Bottacin è un leghista della prima ora. Finora ha tentato di risolvere i problemi parlando direttamente con Calderoli e Tremonti. Poi ha preso carta e penna e scritto anche al Capo dello Stato, Giorgio Napolitano. Che gli ha risposto. “Ma non può fare un decreto, deve agire il governo e questi qui invece continuano a tagliare”. E così ha deciso di venire a protestare di persona. “Voglio dire ai nostri ministri che così non si può andare avanti”, dice scuotendo la testa, mostrando delusione per il suo partito. “Io devo rispondere prima di tutto ai cittadini che mi hanno votato, a loro devo rendere conto, soltanto dopo mi preoccupo del colore di chi è che fa gli errori a Roma”. Da un sacchetto di plastica tira fuori un libro rilegato. Titolo: Tirate al petto. Lo mostra. “L’ho ricevuto pochi giorni fa, è un libro che il presidente della Provincia di Cosenza ha inviato a tutti i presidenti di Provincia italiani, ed è completamente pagato dal suo ente. Capisce? E io non ho i soldi per riparare le strade. Degli 800 milioni che ogni anno mandiamo a Roma magari alcuni sono stati regalati a Cosenza e li hanno spesi per questo. Non esiste, non esiste”.

I malpancisti leghisti aumentano ogni giorno. E per quanto Bossi si ostini a dire che nel partito non ci sono spaccature è la base a mostrare sempre più evidenti segni di staccamento dai vertici. Basti pensare allo scorso fine settimana, quando Bossi non si è presentato a Ponte di Legno fino a lunedì e dalle strade sono stati cancellati gli slogan che inneggiavano al Capo e che erano qui da dieci anni, lungo i tornanti del Tonale ad accompagnare chi saliva verso i rifugi montani. E ora arrivano persino all’hotel Ferrovia, ritiro storico dei leader del Carroccio. Gino Mondin, il proprietario, fuori dall’albergo ha appeso due cartelli: “Albergatore armato”. Per tenere lontano gli scocciatori certo, che nessuno avrebbe immaginato sarebbero stati leghisti.

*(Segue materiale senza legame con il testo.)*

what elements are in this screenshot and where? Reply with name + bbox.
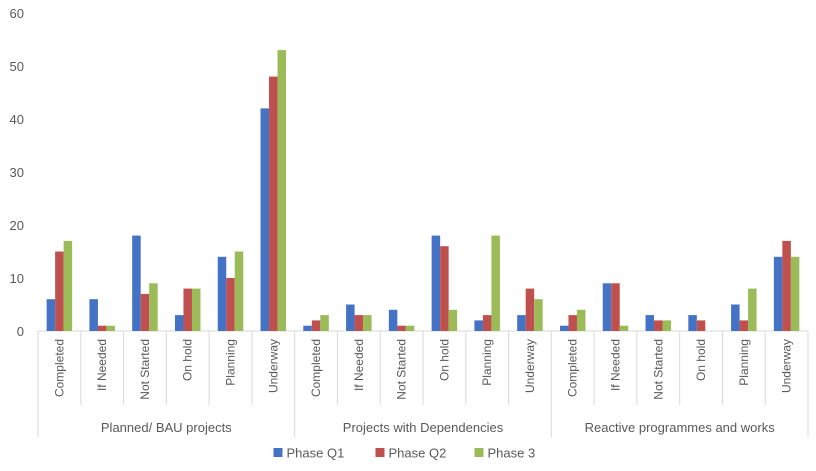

A protestare arriverà a Calalzo anche il Partito Democratico. E’ stata creata una pagina facebook “comitato accoglienza Bossi Calderoli Tremonti” per pubblicizzarle la manifestazione: domani alle 17.30 e fino alle 23 circa trenta persone si presenteranno a volantinare contro i tagli alla Provincia. Ma l’opposizione è stata battuta dalla Lega che a protestare è venuta oggi. E Bottacin non ha intenzione di mollare. “A Bossi e Calderoli io dirò una cosa semplice: o ci date la possibilità di rispettare i cittadini fornendogli i servizi per cui pagano profumatamente Roma, oppure è inutile tenere aperta la provincia. Io sono pronto a dimettermi subito e devono farlo anche i tre ministri veneti, compreso Galan che il territorio lo dovrebbe conoscere piuttosto bene visto il suo passato, e i quattro deputati eletti a Belluno, a partire da Paniz che al governo si è ambientato e sembra sappia far valere le proprie idee quando vuole, e tutti i bellunesi che hanno incarichi negli enti. Così possiamo dare un bel segnale. Noi aiuti dallo Stato non ne riceviamo”.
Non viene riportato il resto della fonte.